Speaker: Wei-Feng Xue
Department: School of Biosciences, University of Kent
Subject: Nano-scale Properties of the Amyloid Life-Cycle
Location: TU Delft
Date: May 16, 2016
author: Teun Huijben
Amyloid are fibrillar structures that have a width of approximately ten nanometers and are formed from proteins or peptides. They can be made from a wide variety of monomers, can differ a lot in length and can have many different functions. People started doing research on amyloid when they found out that prions (transmissible amyloid) had a lot to do with diseases like Scrapie, Creutzfeldt-Jakob and the Mad Cow Disease. These days still a lot of research in going on in this field, not only to get a better understanding of the structure and function of amyloid, but also because of its interesting mechanical properties like strength and elasticity.
As already stated, there are many different types of amyloid and they can be formed by the assembly of a wide variety of monomers. This is mainly the reason why its function is not well understood, because amyloid has so many different forms. A common thing in the structure of the fibrils is that they exist of many β-sheets that are connected in a parallel fashion orthogonal to the propagation axis of the fibrils. But knowing that this molecular structure determines the shape and properties of the complex, this is not the area of interest for Wei-Feng Xue. Who is doing research on amyloid for over 10 years and is currently working at the University of Kent (UK).
Mr. Xue is more interested in how amyloid is formed, how it forms toxic structures and how it is nucleated, growing and fragmented. After doing a lot of research on amyloid his current hypothesis is that amyloid has a certain life-cycle (see figure 1 below). This life-cycle starts with the primary nucleation of monomers to form short fibrils. This short fibrils grow by elongation and can later be fragmented into shorter pieces that can spread and elongate to form new fibrils. He is fascinated by the great distribution in length of amyloid fibers and what this variety has for influence on its function. A lot of different aspects of amyloid are studied in his lab and he gave us a brief overview of things that are going on there.
figure 1: suggested life-cycle of Amyloid. The circles represent monomers and the arrows represent steps in the life-cycle. The cycle starts with nucleation (red and purple), then the fibrils are elongated (blue) and fragmented (yellow) to start new fibrils.
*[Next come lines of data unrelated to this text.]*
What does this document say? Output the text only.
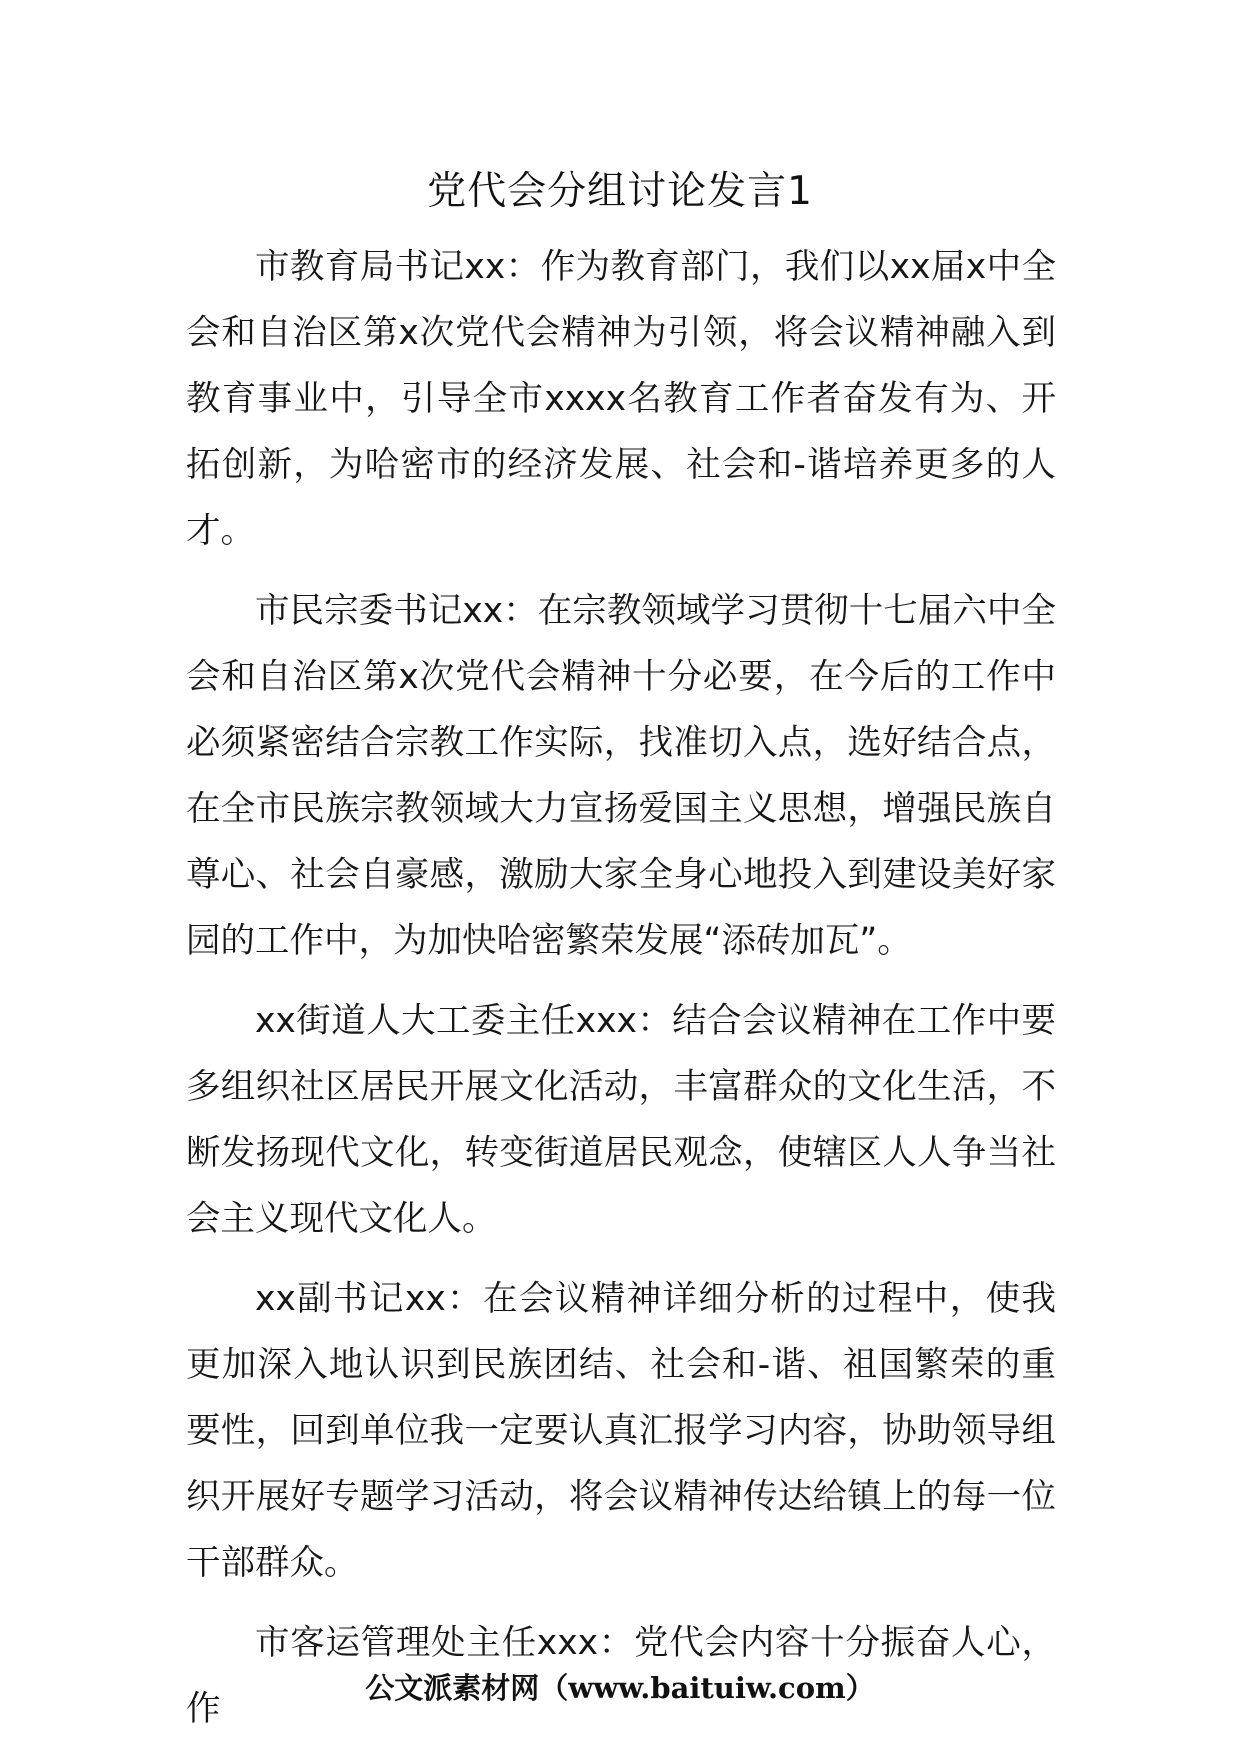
党代会分组讨论发言1

市教育局书记xx：作为教育部门，我们以xx届x中全会和自治区第x次党代会精神为引领，将会议精神融入到教育事业中，引导全市xxxx名教育工作者奋发有为、开拓创新，为哈密市的经济发展、社会和-谐培养更多的人才。

市民宗委书记xx：在宗教领域学习贯彻十七届六中全会和自治区第x次党代会精神十分必要，在今后的工作中必须紧密结合宗教工作实际，找准切入点，选好结合点，在全市民族宗教领域大力宣扬爱国主义思想，增强民族自尊心、社会自豪感，激励大家全身心地投入到建设美好家园的工作中，为加快哈密繁荣发展“添砖加瓦”。

xx街道人大工委主任xxx：结合会议精神在工作中要多组织社区居民开展文化活动，丰富群众的文化生活，不断发扬现代文化，转变街道居民观念，使辖区人人争当社会主义现代文化人。

xx副书记xx：在会议精神详细分析的过程中，使我更加深入地认识到民族团结、社会和-谐、祖国繁荣的重要性，回到单位我一定要认真汇报学习内容，协助领导组织开展好专题学习活动，将会议精神传达给镇上的每一位干部群众。

市客运管理处主任xxx：党代会内容十分振奋人心，作

公文派素材网（www.baituiw.com）
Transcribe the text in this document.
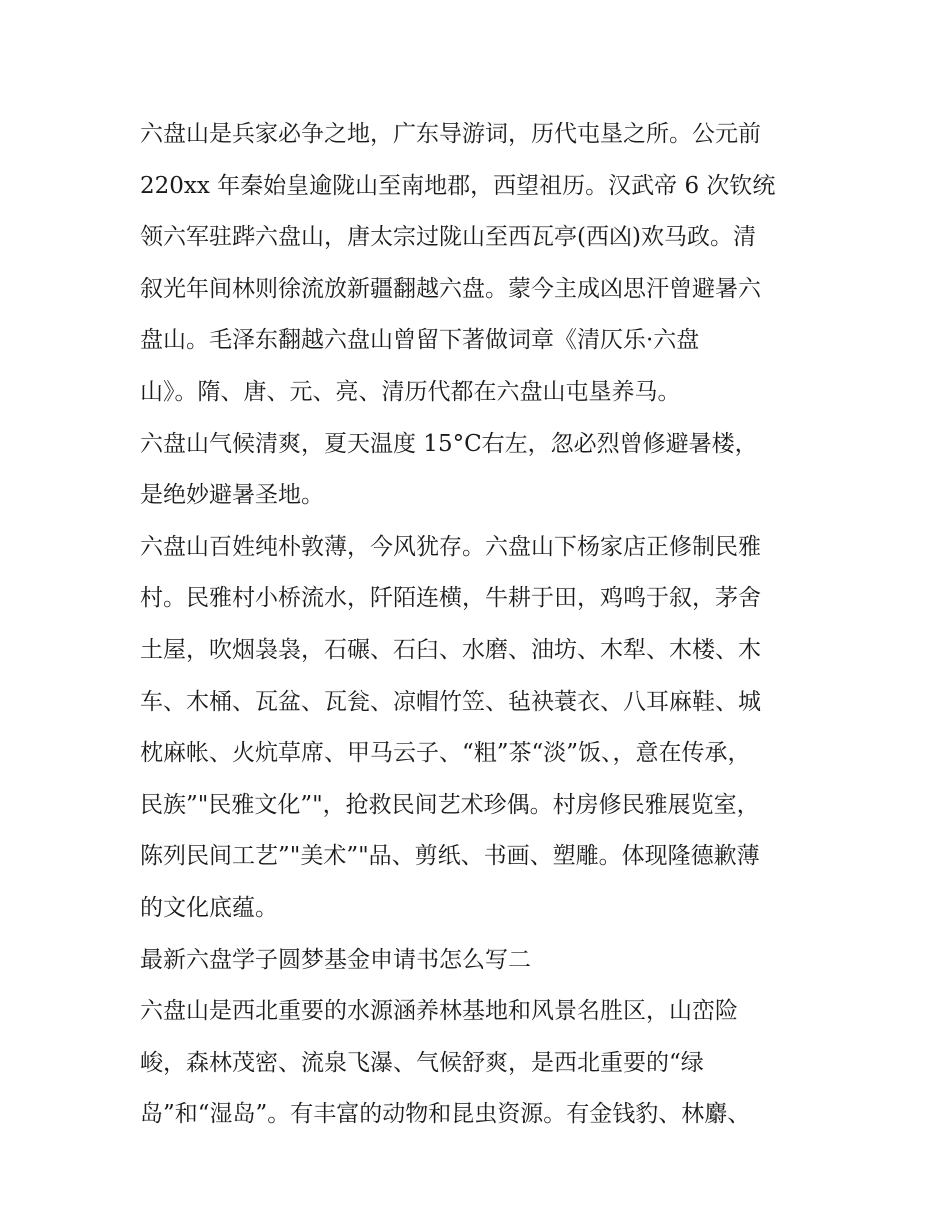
六盘山是兵家必争之地，广东导游词，历代屯垦之所。公元前
220xx 年秦始皇逾陇山至南地郡，西望祖历。汉武帝 6 次钦统
领六军驻跸六盘山，唐太宗过陇山至西瓦亭(西凶)欢马政。清
叙光年间林则徐流放新疆翻越六盘。蒙今主成凶思汗曾避暑六
盘山。毛泽东翻越六盘山曾留下著做词章《清仄乐·六盘
山》。隋、唐、元、亮、清历代都在六盘山屯垦养马。
六盘山气候清爽，夏天温度 15°C右左，忽必烈曾修避暑楼，
是绝妙避暑圣地。
六盘山百姓纯朴敦薄，今风犹存。六盘山下杨家店正修制民雅
村。民雅村小桥流水，阡陌连横，牛耕于田，鸡鸣于叙，茅舍
土屋，吹烟袅袅，石碾、石臼、水磨、油坊、木犁、木楼、木
车、木桶、瓦盆、瓦瓮、凉帽竹笠、毡袂蓑衣、八耳麻鞋、城
枕麻帐、火炕草席、甲马云子、“粗”茶“淡”饭、，意在传承，
民族”"民雅文化”"，抢救民间艺术珍偶。村房修民雅展览室，
陈列民间工艺”"美术”"品、剪纸、书画、塑雕。体现隆德歉薄
的文化底蕴。
最新六盘学子圆梦基金申请书怎么写二
六盘山是西北重要的水源涵养林基地和风景名胜区，山峦险
峻，森林茂密、流泉飞瀑、气候舒爽，是西北重要的“绿
岛”和“湿岛”。有丰富的动物和昆虫资源。有金钱豹、林麝、
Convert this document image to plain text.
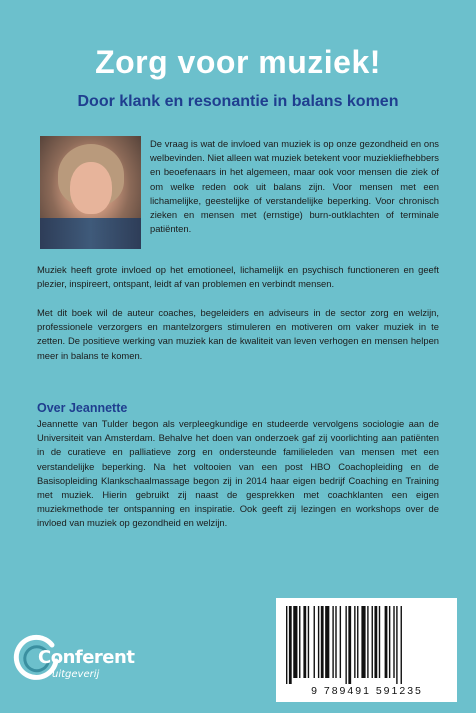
Zorg voor muziek!
Door klank en resonantie in balans komen
De vraag is wat de invloed van muziek is op onze gezondheid en ons welbevinden. Niet alleen wat muziek betekent voor muziekliefhebbers en beoefenaars in het algemeen, maar ook voor mensen die ziek of om welke reden ook uit balans zijn. Voor mensen met een lichamelijke, geestelijke of verstandelijke beperking. Voor chronisch zieken en mensen met (ernstige) burn-outklachten of terminale patiënten.
Muziek heeft grote invloed op het emotioneel, lichamelijk en psychisch functioneren en geeft plezier, inspireert, ontspant, leidt af van problemen en verbindt mensen.
Met dit boek wil de auteur coaches, begeleiders en adviseurs in de sector zorg en welzijn, professionele verzorgers en mantelzorgers stimuleren en motiveren om vaker muziek in te zetten. De positieve werking van muziek kan de kwaliteit van leven verhogen en mensen helpen meer in balans te komen.
Over Jeannette
Jeannette van Tulder begon als verpleegkundige en studeerde vervolgens sociologie aan de Universiteit van Amsterdam. Behalve het doen van onderzoek gaf zij voorlichting aan patiënten in de curatieve en palliatieve zorg en ondersteunde familieleden van mensen met een verstandelijke beperking. Na het voltooien van een post HBO Coachopleiding en de Basisopleiding Klankschaalmassage begon zij in 2014 haar eigen bedrijf Coaching en Training met muziek. Hierin gebruikt zij naast de gesprekken met coachklanten een eigen muziekmethode ter ontspanning en inspiratie. Ook geeft zij lezingen en workshops over de invloed van muziek op gezondheid en welzijn.
Conferent
uitgeverij
9 789491 591235
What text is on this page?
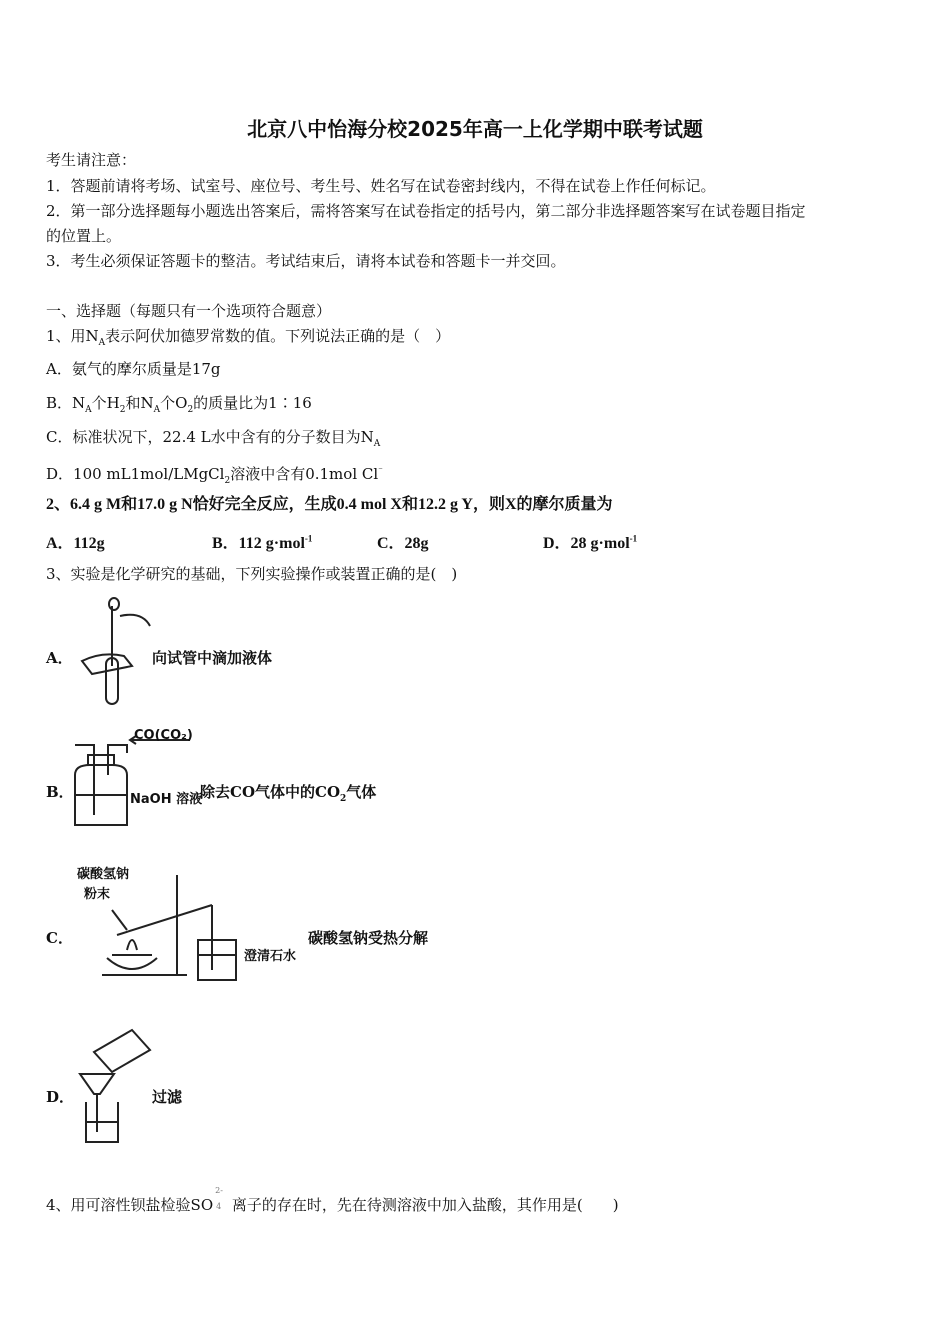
北京八中怡海分校2025年高一上化学期中联考试题
考生请注意：
1．答题前请将考场、试室号、座位号、考生号、姓名写在试卷密封线内，不得在试卷上作任何标记。
2．第一部分选择题每小题选出答案后，需将答案写在试卷指定的括号内，第二部分非选择题答案写在试卷题目指定
的位置上。
3．考生必须保证答题卡的整洁。考试结束后，请将本试卷和答题卡一并交回。
一、选择题（每题只有一个选项符合题意）
1、用$N_A$表示阿伏加德罗常数的值。下列说法正确的是（　）
A．氨气的摩尔质量是17g
B．$N_A$个$H_2$和$N_A$个$O_2$的质量比为1∶16
C．标准状况下，22.4 L水中含有的分子数目为$N_A$
D．100 mL1mol/LMgCl$_2$溶液中含有0.1mol Cl⁻
2、6.4 g M和17.0 g N恰好完全反应，生成0.4 mol X和12.2 g Y，则X的摩尔质量为
A．112g	B．112 g·mol$^{-1}$	C．28g	D．28 g·mol$^{-1}$
3、实验是化学研究的基础，下列实验操作或装置正确的是(　)
A．	向试管中滴加液体
B．
CO(CO₂)
NaOH 溶液
除去CO气体中的$CO_2$气体
C．
碳酸氢钠
粉末
澄清石水
碳酸氢钠受热分解
D．	过滤
4、用可溶性钡盐检验SO
2-
4 离子的存在时，先在待测溶液中加入盐酸，其作用是(　　)
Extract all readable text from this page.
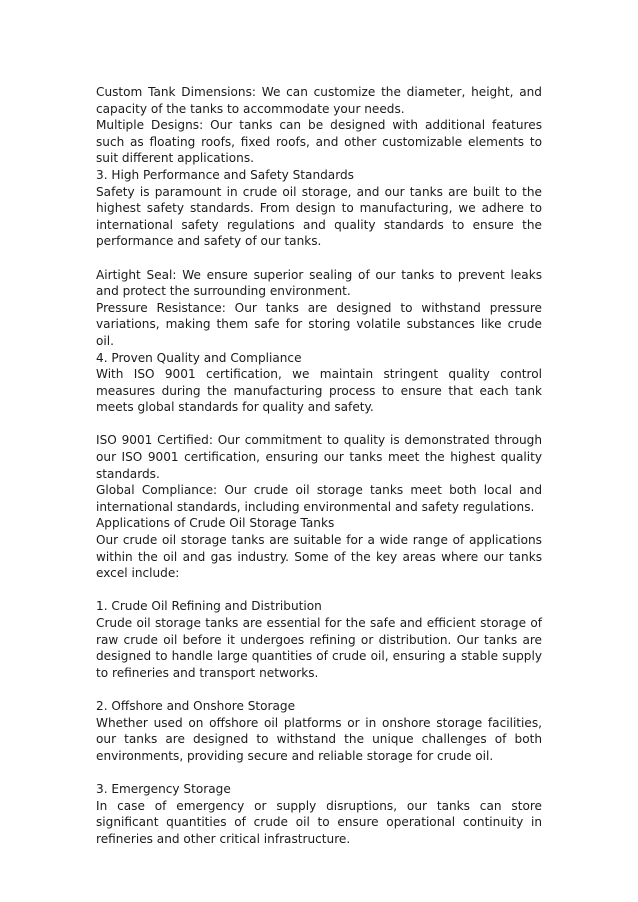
Custom Tank Dimensions: We can customize the diameter, height, and capacity of the tanks to accommodate your needs.

Multiple Designs: Our tanks can be designed with additional features such as floating roofs, fixed roofs, and other customizable elements to suit different applications.

3. High Performance and Safety Standards

Safety is paramount in crude oil storage, and our tanks are built to the highest safety standards. From design to manufacturing, we adhere to international safety regulations and quality standards to ensure the performance and safety of our tanks.

Airtight Seal: We ensure superior sealing of our tanks to prevent leaks and protect the surrounding environment.

Pressure Resistance: Our tanks are designed to withstand pressure variations, making them safe for storing volatile substances like crude oil.

4. Proven Quality and Compliance

With ISO 9001 certification, we maintain stringent quality control measures during the manufacturing process to ensure that each tank meets global standards for quality and safety.

ISO 9001 Certified: Our commitment to quality is demonstrated through our ISO 9001 certification, ensuring our tanks meet the highest quality standards.

Global Compliance: Our crude oil storage tanks meet both local and international standards, including environmental and safety regulations.

Applications of Crude Oil Storage Tanks

Our crude oil storage tanks are suitable for a wide range of applications within the oil and gas industry. Some of the key areas where our tanks excel include:

1. Crude Oil Refining and Distribution

Crude oil storage tanks are essential for the safe and efficient storage of raw crude oil before it undergoes refining or distribution. Our tanks are designed to handle large quantities of crude oil, ensuring a stable supply to refineries and transport networks.

2. Offshore and Onshore Storage

Whether used on offshore oil platforms or in onshore storage facilities, our tanks are designed to withstand the unique challenges of both environments, providing secure and reliable storage for crude oil.

3. Emergency Storage

In case of emergency or supply disruptions, our tanks can store significant quantities of crude oil to ensure operational continuity in refineries and other critical infrastructure.
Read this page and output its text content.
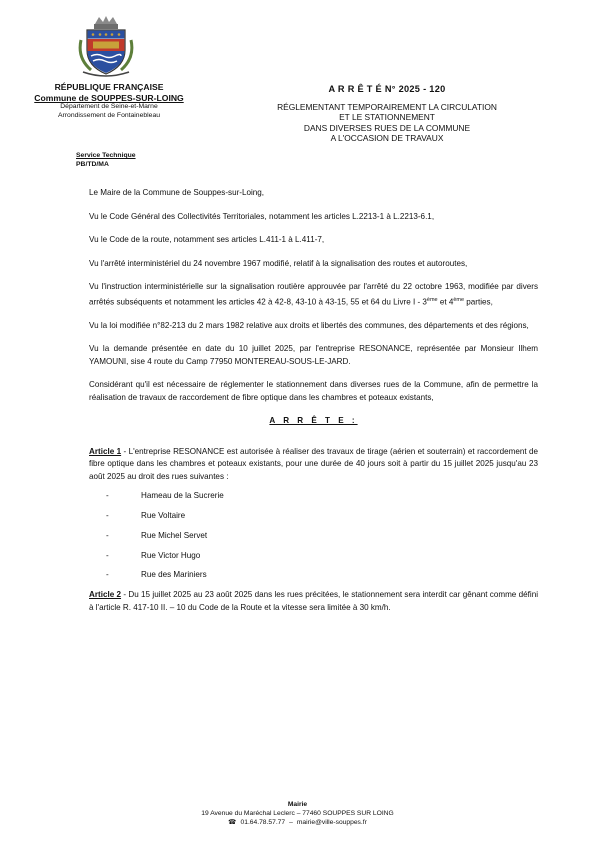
RÉPUBLIQUE FRANÇAISE
Commune de SOUPPES-SUR-LOING
Département de Seine-et-Marne
Arrondissement de Fontainebleau
Service Technique
PB/TD/MA
A R R Ê T É N° 2025 - 120
RÉGLEMENTANT TEMPORAIREMENT LA CIRCULATION
ET LE STATIONNEMENT
DANS DIVERSES RUES DE LA COMMUNE
A L'OCCASION DE TRAVAUX

Le Maire de la Commune de Souppes-sur-Loing,

Vu le Code Général des Collectivités Territoriales, notamment les articles L.2213-1 à L.2213-6.1,

Vu le Code de la route, notamment ses articles L.411-1 à L.411-7,

Vu l'arrêté interministériel du 24 novembre 1967 modifié, relatif à la signalisation des routes et autoroutes,

Vu l'instruction interministérielle sur la signalisation routière approuvée par l'arrêté du 22 octobre 1963, modifiée par divers arrêtés subséquents et notamment les articles 42 à 42-8, 43-10 à 43-15, 55 et 64 du Livre I - 3ème et 4ème parties,

Vu la loi modifiée n°82-213 du 2 mars 1982 relative aux droits et libertés des communes, des départements et des régions,

Vu la demande présentée en date du 10 juillet 2025, par l'entreprise RESONANCE, représentée par Monsieur Ilhem YAMOUNI, sise 4 route du Camp 77950 MONTEREAU-SOUS-LE-JARD.

Considérant qu'il est nécessaire de réglementer le stationnement dans diverses rues de la Commune, afin de permettre la réalisation de travaux de raccordement de fibre optique dans les chambres et poteaux existants,

A R R Ê T E :

Article 1 - L'entreprise RESONANCE est autorisée à réaliser des travaux de tirage (aérien et souterrain) et raccordement de fibre optique dans les chambres et poteaux existants, pour une durée de 40 jours soit à partir du 15 juillet 2025 jusqu'au 23 août 2025 au droit des rues suivantes :

- Hameau de la Sucrerie
- Rue Voltaire
- Rue Michel Servet
- Rue Victor Hugo
- Rue des Mariniers

Article 2 - Du 15 juillet 2025 au 23 août 2025 dans les rues précitées, le stationnement sera interdit car gênant comme défini à l'article R. 417-10 II. – 10 du Code de la Route et la vitesse sera limitée à 30 km/h.

Mairie
19 Avenue du Maréchal Leclerc – 77460 SOUPPES SUR LOING
☎ 01.64.78.57.77 – mairie@ville-souppes.fr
Amyloid fibers are twisted and one thing they are looking at is what the precise structure is and what influences this structure. With atomic force microscopy (AFM) pictures are made of the fibrils and this data is analyzed by home-made MatLab software. From this data they make models of the structure and how the fibrils are twisted around each other.
Another major theme in his research on amyloid is the fragmentation of fibrils. When the fibrils have some length they get fragmented into shorter pieces and these pieces can grow into new fibrils. Their hypothesis is that fragmentation speeds up the growing of fibrils, because other experiments have shows that short fibrils elongate faster than long fibrils. To do in vitro experiments on fragmentation a solution of fibrils is mixed with a magnetic stirrer that brutally breaks the fibrils in pieces. When more force was applied, the average length of fibrils got shorter and the length distribution more narrow. This indicates that short fibrils are more stable. Now they are testing different types of amyloid and plot persistence length versus fragmentation constant. They hope to see distinct groups, what will give more insight in the mechanical properties and functions of the fibrils. The same things are measured in vivo, but then enzymes are used to cut the fibrils instead of using brute force.
The most recent thing they are doing right now is producing synthetic prions and insert them into yeast cells. Then with a colorimetric assay is tested if the prion is in its toxic prion-form or not. The goal is to find characteristics of amyloid fibrils that make them more likely to become a dangerous prion and getting more insight in the toxicity of amyloid fibers. And I think this is very necessary to do, because still a lot is unclear about prions; how they cause diseases and how to prevent them from doing that.